Das Wichtigste im Überblick:

  • Im Schießkino von Waffen Rudolph ist das Tragen von Gehörschutz Pflicht.
  • Der Schallpegel eines Schusses beträgt 135 dB (C) bis 178 dB (C), abhängig von der Kalibergröße. Die Schmerzgrenze ist bereits bei 130 Dezibel überschritten.
  • Inzwischen werden 98 Prozent der Neuwaffen nur noch mit Schalldämpfer verkauft.
  • Seniorchef Günter Rudolph leidet seit einem akustischen Unfall auf einer Jagdreise 2018 unter Lärmschwerhörigkeit.

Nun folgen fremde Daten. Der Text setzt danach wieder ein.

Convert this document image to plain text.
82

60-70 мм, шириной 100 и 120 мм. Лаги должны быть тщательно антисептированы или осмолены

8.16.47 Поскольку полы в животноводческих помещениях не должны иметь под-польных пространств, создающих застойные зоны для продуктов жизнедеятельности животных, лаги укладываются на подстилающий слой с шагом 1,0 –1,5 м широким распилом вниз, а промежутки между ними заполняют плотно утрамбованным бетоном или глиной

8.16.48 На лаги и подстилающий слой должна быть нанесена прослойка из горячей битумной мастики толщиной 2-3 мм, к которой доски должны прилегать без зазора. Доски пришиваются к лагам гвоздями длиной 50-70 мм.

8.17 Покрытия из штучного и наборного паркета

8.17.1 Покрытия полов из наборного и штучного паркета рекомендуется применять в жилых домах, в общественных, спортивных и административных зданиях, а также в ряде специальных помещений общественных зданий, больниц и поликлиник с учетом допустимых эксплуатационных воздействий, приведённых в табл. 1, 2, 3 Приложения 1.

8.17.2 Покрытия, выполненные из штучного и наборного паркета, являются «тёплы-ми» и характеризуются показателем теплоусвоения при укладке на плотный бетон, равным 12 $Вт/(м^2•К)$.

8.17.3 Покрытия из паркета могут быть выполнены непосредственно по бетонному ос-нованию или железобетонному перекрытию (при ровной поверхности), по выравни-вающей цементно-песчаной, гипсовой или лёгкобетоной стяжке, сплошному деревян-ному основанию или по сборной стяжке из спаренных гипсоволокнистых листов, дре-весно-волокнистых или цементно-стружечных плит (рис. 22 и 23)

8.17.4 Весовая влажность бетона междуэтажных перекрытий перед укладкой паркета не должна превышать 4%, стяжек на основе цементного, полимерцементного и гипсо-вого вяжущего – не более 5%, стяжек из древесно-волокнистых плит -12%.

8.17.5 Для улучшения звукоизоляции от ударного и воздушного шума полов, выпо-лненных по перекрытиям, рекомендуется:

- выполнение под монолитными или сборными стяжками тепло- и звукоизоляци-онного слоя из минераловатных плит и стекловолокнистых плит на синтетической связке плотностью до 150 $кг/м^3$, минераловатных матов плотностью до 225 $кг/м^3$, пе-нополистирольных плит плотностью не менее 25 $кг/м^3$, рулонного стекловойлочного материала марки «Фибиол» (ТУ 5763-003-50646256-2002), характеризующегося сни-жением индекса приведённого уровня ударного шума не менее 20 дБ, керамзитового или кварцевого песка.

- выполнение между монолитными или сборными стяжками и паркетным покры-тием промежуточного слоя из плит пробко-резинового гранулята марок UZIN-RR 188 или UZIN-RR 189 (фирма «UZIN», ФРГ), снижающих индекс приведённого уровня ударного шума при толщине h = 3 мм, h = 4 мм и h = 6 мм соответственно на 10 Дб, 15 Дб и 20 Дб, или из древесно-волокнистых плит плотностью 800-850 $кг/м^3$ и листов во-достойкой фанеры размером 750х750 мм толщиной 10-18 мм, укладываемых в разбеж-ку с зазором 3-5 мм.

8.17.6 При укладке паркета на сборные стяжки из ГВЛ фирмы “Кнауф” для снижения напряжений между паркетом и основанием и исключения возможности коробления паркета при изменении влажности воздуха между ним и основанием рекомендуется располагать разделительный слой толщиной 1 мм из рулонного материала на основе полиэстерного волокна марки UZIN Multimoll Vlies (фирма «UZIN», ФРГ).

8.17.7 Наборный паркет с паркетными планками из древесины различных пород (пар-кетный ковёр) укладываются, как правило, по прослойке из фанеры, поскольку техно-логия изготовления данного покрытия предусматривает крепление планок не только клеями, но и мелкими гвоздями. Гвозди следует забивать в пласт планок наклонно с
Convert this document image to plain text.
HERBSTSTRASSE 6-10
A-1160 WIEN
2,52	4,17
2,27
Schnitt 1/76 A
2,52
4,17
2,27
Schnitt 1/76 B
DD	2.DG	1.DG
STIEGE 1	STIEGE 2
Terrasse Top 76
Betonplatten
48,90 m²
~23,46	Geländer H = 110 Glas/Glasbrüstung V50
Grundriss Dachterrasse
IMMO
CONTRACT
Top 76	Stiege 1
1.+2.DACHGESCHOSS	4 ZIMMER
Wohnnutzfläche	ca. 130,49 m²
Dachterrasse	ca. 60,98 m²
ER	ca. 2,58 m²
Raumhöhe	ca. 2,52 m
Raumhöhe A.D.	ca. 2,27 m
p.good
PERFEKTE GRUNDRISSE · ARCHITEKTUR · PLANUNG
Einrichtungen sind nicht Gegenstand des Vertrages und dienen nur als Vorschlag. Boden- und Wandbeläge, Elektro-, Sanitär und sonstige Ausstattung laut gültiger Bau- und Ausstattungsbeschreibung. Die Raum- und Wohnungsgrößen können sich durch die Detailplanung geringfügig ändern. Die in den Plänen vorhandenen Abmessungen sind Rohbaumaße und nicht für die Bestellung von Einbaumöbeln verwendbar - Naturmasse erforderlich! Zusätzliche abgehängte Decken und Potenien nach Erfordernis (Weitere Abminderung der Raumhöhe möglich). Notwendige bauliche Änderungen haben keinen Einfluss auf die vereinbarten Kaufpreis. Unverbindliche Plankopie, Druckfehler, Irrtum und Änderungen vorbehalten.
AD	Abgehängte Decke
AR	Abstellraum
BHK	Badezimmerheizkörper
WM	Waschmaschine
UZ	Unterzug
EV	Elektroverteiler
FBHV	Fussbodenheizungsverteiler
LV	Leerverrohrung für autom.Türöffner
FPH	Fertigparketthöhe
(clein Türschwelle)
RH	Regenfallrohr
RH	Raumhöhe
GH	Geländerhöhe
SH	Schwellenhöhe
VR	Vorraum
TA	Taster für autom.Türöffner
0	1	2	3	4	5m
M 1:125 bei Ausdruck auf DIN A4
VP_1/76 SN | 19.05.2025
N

Familie Rudolph betreibt im baden-württembergischen Osterburken einen Waffenfachhandel mit Werkstatt und Schießkino. Ein lautes Geschäft, bei dem Gehörschutz Pflicht ist. Seniorchef Günter Rudolph kennt da kein Pardon, leidet er doch selbst seit einem akustischen Unfall auf der Jagd an Lärmschwerhörigkeit.

Die Wildschweine sind knapp 40 Me­ter entfernt und laufen durch einen verschneiten Wald. Nacheinander geraten sie ins Blickfeld. Dann knallt ein Schuss. Doch das getroffene Tier sinkt nicht zu Boden, sondern bleibt stehen – markiert mit einem roten Punkt. Dann läuft es weiter. Die Jagdszene ereignet sich nicht in frei­er Wildbahn, sondern im Schießkino von Waf­fen Rudolph in Osterburken. In der vollklimatisierten Schießbahn mit einer Länge von 38 Metern trainieren Jäger und Jägerinnen, aber auch Polizei, Zoll und Sicherheitsdienste sowie Sportschützen und -schüt­zinnen ihre Schusstechnik und Treffsicherheit mit eigenen oder Leihwaffen. „Geschossen wird mit scharfer Munition auf eine Papierleinwand, auf die verschiedene Filme projiziert werden. Das Geschoss wird hinter der Leinwand mit ei­nem Kugelfang aus 500 Tonnen Sand aufgefan­gen“, erklärt Juniorchef Ferdinand Rudolph.

Klassischer Familienbetrieb

Familie Rudolph
Familienbetrieb: Günter und Karin Rudolph mit Sohn Ferdinand Rudolph sind in ihrem Geschäft auf Waffen spezialisiert (v. l.).

Das Fachgeschäft nebenan ist auf die Jagd spe­zialisiert. Dort bieten die Rudolphs eine große Auswahl an Waffen, Munition, Optiken und Zubehör sowie Outdoor-Artikeln für Menschen an, die wie Jägerinnen, Jäger, Vogelkundler und Vogelkundlerinnen viel in der Natur unterwegs sind. In der angeschlossenen Büchsenmacherei konzentrieren sich Günter und Ferdinand Rudolph auf Reparatu­ren, Zielfernrohrmontage und die Fertigung von Schäften. Über sein Hobby, die Jagd, kam Werkzeugmacher Günter Rudolph zur Büchsen­macherei und absolvierte eine zweite Ausbil­dung. 1992 gründete er in Buchen-Hainstadt im Odenwald das Unternehmen Waffen Rudolph mit Waffengeschäft und Werkstatt. 2017 erfolgte der Umzug nach Osterburken, wo der Senior­chef seinen Traum vom Schießkino wahr mach­te. Waffen Rudolph ist ein klassischer Famili­enbetrieb: Ehefrau Karin Rudolph arbeitet im Geschäft, Sohn Ferdinand Rudolph, ebenfalls Büchsenmacher, stieg 2023 fest mit ein, und die Tochter packt auch ab und zu mit an.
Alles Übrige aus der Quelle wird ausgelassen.